Dienstag, 1. November 2022
Vom schlechtesten bis zum besten Auto der Welt - Autocult/Avenue43 im November
Jetzt geht es Schlag auf Schlag bei Autocult/Avenue 43, kaum sind die Oktoberneuheiten ausgeliefert, werden schon vier weitere interessante Modelle vorgestellt:
Bayer K67 Coupé 1967
Bereits 1963 befasste sich der Architekt und Designer Hans Gugelot mit der Konstruktion eines Autos, bei dem Karosserie und Chassis aus Kunststoff bestehen sollten. In Großbritannien hatten das schon Berkeley und Lotus mit dem Elite ohne großen Erfolg versucht. Die Bayer AG und BMW wurden mit ins Boot genommen, immerhin fünf Prototypen entstanden mit den Radaufhängungen und Triebwerken aus Bayern.

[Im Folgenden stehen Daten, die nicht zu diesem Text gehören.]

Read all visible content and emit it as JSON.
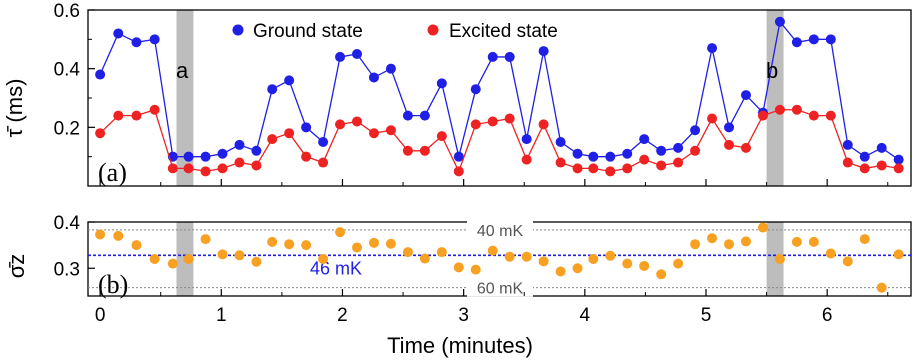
{
  "colors": {
    "ground": "#1f1fe6",
    "excited": "#ee2222",
    "sigma": "#f7a021",
    "mean_line": "#1f1fe6",
    "ref_line": "#888888",
    "highlight": "#bdbdbd"
  },
  "panel_labels": {
    "a": "(a)",
    "b": "(b)"
  },
  "markers": {
    "a": "a",
    "b": "b"
  },
  "chart_data": [
    {
      "type": "line",
      "panel": "(a)",
      "ylabel": "τ̄ (ms)",
      "ylim": [
        0.0,
        0.6
      ],
      "yticks": [
        "0.2",
        "0.4",
        "0.6"
      ],
      "xlim": [
        -0.1,
        6.7
      ],
      "grid": false,
      "legend_position": "top",
      "highlight_bands": [
        {
          "x_from": 0.63,
          "x_to": 0.77,
          "label": "a"
        },
        {
          "x_from": 5.5,
          "x_to": 5.64,
          "label": "b"
        }
      ],
      "series": [
        {
          "name": "Ground state",
          "x": [
            0.0,
            0.15,
            0.3,
            0.45,
            0.6,
            0.73,
            0.87,
            1.01,
            1.15,
            1.29,
            1.42,
            1.56,
            1.7,
            1.84,
            1.98,
            2.12,
            2.26,
            2.4,
            2.54,
            2.68,
            2.82,
            2.96,
            3.1,
            3.24,
            3.38,
            3.52,
            3.66,
            3.8,
            3.94,
            4.07,
            4.21,
            4.35,
            4.49,
            4.63,
            4.77,
            4.91,
            5.05,
            5.19,
            5.33,
            5.47,
            5.61,
            5.75,
            5.89,
            6.03,
            6.17,
            6.31,
            6.45,
            6.59
          ],
          "values": [
            0.38,
            0.52,
            0.49,
            0.5,
            0.1,
            0.1,
            0.1,
            0.11,
            0.14,
            0.12,
            0.33,
            0.36,
            0.2,
            0.15,
            0.44,
            0.45,
            0.37,
            0.4,
            0.24,
            0.24,
            0.35,
            0.1,
            0.33,
            0.44,
            0.44,
            0.16,
            0.46,
            0.15,
            0.11,
            0.1,
            0.1,
            0.11,
            0.16,
            0.12,
            0.13,
            0.19,
            0.47,
            0.2,
            0.31,
            0.25,
            0.56,
            0.49,
            0.5,
            0.5,
            0.14,
            0.1,
            0.13,
            0.09
          ]
        },
        {
          "name": "Excited state",
          "x": [
            0.0,
            0.15,
            0.3,
            0.45,
            0.6,
            0.73,
            0.87,
            1.01,
            1.15,
            1.29,
            1.42,
            1.56,
            1.7,
            1.84,
            1.98,
            2.12,
            2.26,
            2.4,
            2.54,
            2.68,
            2.82,
            2.96,
            3.1,
            3.24,
            3.38,
            3.52,
            3.66,
            3.8,
            3.94,
            4.07,
            4.21,
            4.35,
            4.49,
            4.63,
            4.77,
            4.91,
            5.05,
            5.19,
            5.33,
            5.47,
            5.61,
            5.75,
            5.89,
            6.03,
            6.17,
            6.31,
            6.45,
            6.59
          ],
          "values": [
            0.18,
            0.24,
            0.24,
            0.26,
            0.06,
            0.06,
            0.05,
            0.06,
            0.08,
            0.07,
            0.16,
            0.18,
            0.1,
            0.08,
            0.21,
            0.22,
            0.18,
            0.19,
            0.12,
            0.12,
            0.17,
            0.05,
            0.21,
            0.22,
            0.23,
            0.09,
            0.21,
            0.08,
            0.06,
            0.06,
            0.05,
            0.06,
            0.09,
            0.07,
            0.08,
            0.12,
            0.23,
            0.14,
            0.13,
            0.24,
            0.26,
            0.26,
            0.24,
            0.24,
            0.08,
            0.06,
            0.07,
            0.06
          ]
        }
      ]
    },
    {
      "type": "scatter",
      "panel": "(b)",
      "ylabel": "σ̄z",
      "xlabel": "Time (minutes)",
      "ylim": [
        0.24,
        0.4
      ],
      "yticks": [
        "0.3",
        "0.4"
      ],
      "xlim": [
        -0.1,
        6.7
      ],
      "xticks": [
        "0",
        "1",
        "2",
        "3",
        "4",
        "5",
        "6"
      ],
      "grid": false,
      "highlight_bands": [
        {
          "x_from": 0.63,
          "x_to": 0.77
        },
        {
          "x_from": 5.5,
          "x_to": 5.64
        }
      ],
      "reference_lines": [
        {
          "y": 0.383,
          "label": "40 mK",
          "style": "dotted-gray"
        },
        {
          "y": 0.328,
          "label": "46 mK",
          "style": "dotted-blue"
        },
        {
          "y": 0.258,
          "label": "60 mK",
          "style": "dotted-gray"
        }
      ],
      "series": [
        {
          "x": [
            0.0,
            0.15,
            0.3,
            0.45,
            0.6,
            0.73,
            0.87,
            1.01,
            1.15,
            1.29,
            1.42,
            1.56,
            1.7,
            1.84,
            1.98,
            2.12,
            2.26,
            2.4,
            2.54,
            2.68,
            2.82,
            2.96,
            3.1,
            3.24,
            3.38,
            3.52,
            3.66,
            3.8,
            3.94,
            4.07,
            4.21,
            4.35,
            4.49,
            4.63,
            4.77,
            4.91,
            5.05,
            5.19,
            5.33,
            5.47,
            5.61,
            5.75,
            5.89,
            6.03,
            6.17,
            6.31,
            6.45,
            6.59
          ],
          "values": [
            0.373,
            0.37,
            0.35,
            0.32,
            0.31,
            0.32,
            0.363,
            0.33,
            0.328,
            0.314,
            0.357,
            0.352,
            0.35,
            0.32,
            0.378,
            0.345,
            0.355,
            0.353,
            0.335,
            0.321,
            0.335,
            0.302,
            0.297,
            0.338,
            0.325,
            0.325,
            0.315,
            0.293,
            0.3,
            0.32,
            0.327,
            0.31,
            0.305,
            0.287,
            0.31,
            0.352,
            0.365,
            0.352,
            0.358,
            0.388,
            0.32,
            0.357,
            0.357,
            0.332,
            0.315,
            0.363,
            0.258,
            0.33
          ]
        }
      ]
    }
  ]
}
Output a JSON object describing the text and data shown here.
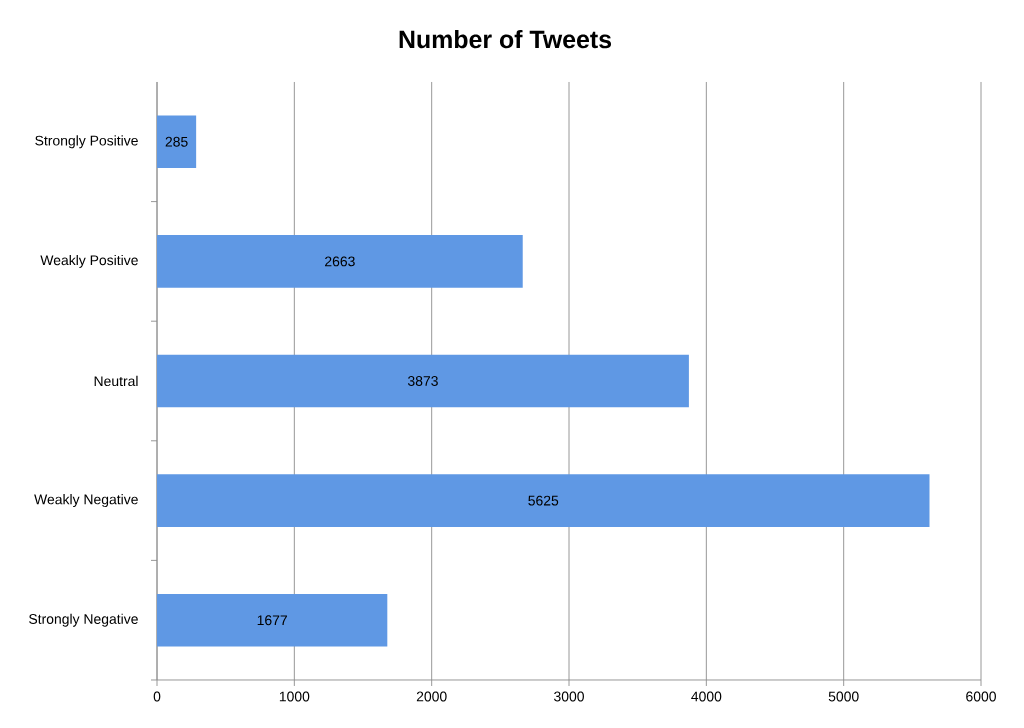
{
  "chart_data": {
    "type": "bar",
    "orientation": "horizontal",
    "title": "Number of Tweets",
    "categories": [
      "Strongly Positive",
      "Weakly Positive",
      "Neutral",
      "Weakly Negative",
      "Strongly Negative"
    ],
    "values": [
      285,
      2663,
      3873,
      5625,
      1677
    ],
    "color": "#5f98e4",
    "xlim": [
      0,
      6000
    ],
    "xticks": [
      0,
      1000,
      2000,
      3000,
      4000,
      5000,
      6000
    ],
    "grid": "x",
    "data_labels": true
  }
}
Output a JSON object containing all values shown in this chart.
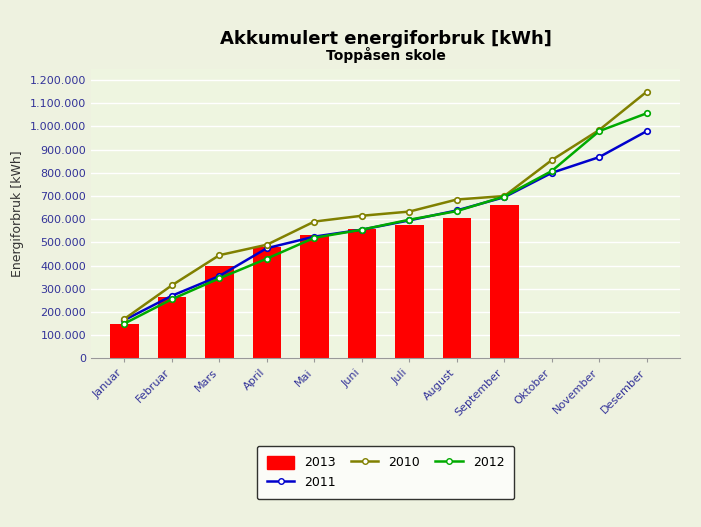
{
  "title": "Akkumulert energiforbruk [kWh]",
  "subtitle": "Toppåsen skole",
  "ylabel": "Energiforbruk [kWh]",
  "background_color": "#eef2e0",
  "plot_bg_color": "#eef5e0",
  "months": [
    "Januar",
    "Februar",
    "Mars",
    "April",
    "Mai",
    "Juni",
    "Juli",
    "August",
    "September",
    "Oktober",
    "November",
    "Desember"
  ],
  "bars_2013": [
    150000,
    265000,
    400000,
    480000,
    530000,
    560000,
    575000,
    607000,
    660000,
    null,
    null,
    null
  ],
  "line_2011": [
    165000,
    270000,
    355000,
    475000,
    525000,
    555000,
    595000,
    638000,
    695000,
    800000,
    868000,
    980000
  ],
  "line_2010": [
    170000,
    315000,
    445000,
    490000,
    590000,
    615000,
    633000,
    685000,
    700000,
    855000,
    985000,
    1150000
  ],
  "line_2012": [
    150000,
    255000,
    345000,
    430000,
    520000,
    555000,
    598000,
    635000,
    698000,
    808000,
    980000,
    1057000
  ],
  "bar_color": "#ff0000",
  "line_2011_color": "#0000cc",
  "line_2010_color": "#808000",
  "line_2012_color": "#00aa00",
  "ylim": [
    0,
    1250000
  ],
  "yticks": [
    0,
    100000,
    200000,
    300000,
    400000,
    500000,
    600000,
    700000,
    800000,
    900000,
    1000000,
    1100000,
    1200000
  ]
}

Der Designer konnte leider das Ergebnis nicht mehr sehen, da er bereits 1965 einem Herzinfarkt erlag. Zwei Fahrzeuge existieren heute noch, eines als Schnittmodell im Deutschen Museum in München, das andere fahrbereit und zugelassen bei Covestro, der Nachfolgefirma von Bayer Kunststoffen. Vor allem die zu erwartenden Probleme und zu hohen Kosten bei einer Serienfertigung ließen das Projekt scheitern. Von Autocult kommt dankenswerterweise eine Miniatur dieses durchaus hübschen Sportwagens, für den BMW-Sammler eine nette Kollektionsergänzung.
Wendax WS 750 1950
Ähnlich wie der von Autocult bereits als Modell produzierte Staunau ist der Wendax WS 750 ein typisches Kind der frühen Nachkriegszeit. Die unselige Kombination aus technischer Unzulänglichkeit, mangelnder finanzieller Sicherheit und grenzenlosem Optimismus führte zu solchen Konstruktionen. Am Wendax gab es außer der für damals ganz gelungenen Form nichts Positives. Miese Qualität, fehlende Leistung und Kultur des Antriebs, zu hoher Preis und mangelhafte Garantieleistungen führten zur Unzufriedenheit der Kunden und letztlich zur Pleite des Unternehmens. Vor allem der renommierte Autojournalist Werner Oswald trug durch einen Artikel wesentlich zu dieser Szenerie bei. Lediglich der bereits vorher existierende Draisinenbau konnte gerettet werden, allerdings verlor der frühere Inhaber Adolf Alpers dabei seine Existenz. Ein sehr interessantes Auto zur Dokumentation des deutschen Automobilbaus nach dem 2. Weltkrieg und seiner Irrwege, die Zierleisten des Vorserienmodells lassen allerdings befürchten, dass man es sich zu leicht macht, wie sollen denn die Türen aufgehen, wenn die Leiste keine Trennspalten hat?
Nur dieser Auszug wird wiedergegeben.